2014/9/17(水)
みなさんこんにちは。きのこ担当の保坂です。毎年のきのこ展でも紹介していますが、現在筑波実験植物園では、毎週1回のきのこ調査を欠かさず行っています。本格的に調査を始めて、今年で4年目になりますが、これまでに植物園で採集された標本は4500点以上!その全ての新鮮な状態の写真を撮影し、かつDNAデータも確保しています。その中には、きっと新種のきのこも含まれているはずです。
このように身近な環境である植物園ですが、さまざまな植生が良好な状態で保たれていることもあり、いろいろなきのこが、時には超大量に発生します。できることならば、きのこ展の期間中にそのような大発生を目撃することができれば、と毎年思うのですが、こればかりは天候や運に左右されますので、保証などとてもできません。
ですが...きのこ展が待てない、いますぐきのこを見たい、という方がいたら、植物園で大量のきのこを見るのは今です!何しろ、大型のきのこがそこらじゅうに大発生しています。ざっと紹介すると...
「高地性低木林」の区画ではイボテングタケが大発生!!巨大でイボイボのカサをもつきのこが、きれいな菌輪を作っています。同じようなテングタケの仲間は、植物園周辺のシラカシの並木にも大量に発生しています。ずっしりとしたきのこで、美味しそうと感じる人もいるかもしれませんが、れっきとした毒きのこです。

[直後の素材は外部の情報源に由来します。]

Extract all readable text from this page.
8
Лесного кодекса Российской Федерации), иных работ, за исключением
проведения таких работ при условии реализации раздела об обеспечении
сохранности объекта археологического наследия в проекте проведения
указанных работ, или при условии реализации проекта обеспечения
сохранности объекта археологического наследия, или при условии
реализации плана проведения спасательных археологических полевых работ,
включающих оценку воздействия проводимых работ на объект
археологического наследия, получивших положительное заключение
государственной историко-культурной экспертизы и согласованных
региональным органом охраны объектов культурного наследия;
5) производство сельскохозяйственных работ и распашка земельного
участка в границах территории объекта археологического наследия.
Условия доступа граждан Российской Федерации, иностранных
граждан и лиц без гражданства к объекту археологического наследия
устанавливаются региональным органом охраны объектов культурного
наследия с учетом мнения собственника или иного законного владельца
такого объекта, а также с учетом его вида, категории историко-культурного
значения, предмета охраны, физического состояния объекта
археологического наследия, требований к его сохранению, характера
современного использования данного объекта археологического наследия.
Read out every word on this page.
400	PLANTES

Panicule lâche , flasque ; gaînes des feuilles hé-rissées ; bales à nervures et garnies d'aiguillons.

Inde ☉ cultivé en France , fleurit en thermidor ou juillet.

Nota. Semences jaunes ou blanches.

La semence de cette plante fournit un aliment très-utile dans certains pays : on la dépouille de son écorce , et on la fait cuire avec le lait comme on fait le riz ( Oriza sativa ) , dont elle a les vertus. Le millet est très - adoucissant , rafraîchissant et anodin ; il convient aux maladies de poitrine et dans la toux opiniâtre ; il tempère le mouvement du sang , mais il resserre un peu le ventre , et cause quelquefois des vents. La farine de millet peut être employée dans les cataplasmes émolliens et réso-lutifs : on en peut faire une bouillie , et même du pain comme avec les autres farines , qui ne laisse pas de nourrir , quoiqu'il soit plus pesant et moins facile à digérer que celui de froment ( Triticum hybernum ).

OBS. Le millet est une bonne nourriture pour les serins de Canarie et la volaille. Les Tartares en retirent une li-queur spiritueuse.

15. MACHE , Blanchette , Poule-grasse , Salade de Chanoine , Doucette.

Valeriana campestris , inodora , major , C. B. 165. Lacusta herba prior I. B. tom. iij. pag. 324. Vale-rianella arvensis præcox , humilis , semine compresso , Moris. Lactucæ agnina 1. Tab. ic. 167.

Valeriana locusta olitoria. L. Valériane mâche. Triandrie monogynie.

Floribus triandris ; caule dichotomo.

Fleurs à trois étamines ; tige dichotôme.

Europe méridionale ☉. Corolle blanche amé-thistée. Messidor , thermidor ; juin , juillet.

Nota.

そして、「冷温帯落葉広葉樹林」の区画では、ブナやミズナラの下に派手な色のタマゴタケが大量発生!赤いカサとオレンジ色~黄色の柄、という見るからに毒々しいきのこですが、実は美味しい食用きのこです。
いまはちょうど見ごろで、大きく育った巨大なタマゴタケだけでなく、「卵」を突き破って出て来たばかりの未熟なタマゴタケも見ることができます。
それ以外にも、巨大なイグチやベニタケの仲間が、植物園の中に所狭しと発生しています。植物園は生き物の採集は厳禁ですが、じっくり観察して、写真撮影などしてみてはいかがでしょうか?運が良ければ、雨が降ってから数時間しか持たないスッポンタケの仲間、サンコタケなども見ることができるでしょう。
それではきのこ展期間中は?となると、これはその時が来るまでわかりません。おそらくそれまでにはぐっと秋が深まり、今とは異なる秋のきのこが大発生しているはず...というのが僕の期待ですが、ほとんどきのこが生えていない、という状況も十分に考えられるのです。でも大丈夫。タマゴタケやイボテングタケなどは、ここ毎年きのこ展の最中も発生しています。今ほどのきのこ大発生がもう一度きのこ展期間に来るかどうか。みなさんも期待を込めて見守っていてください。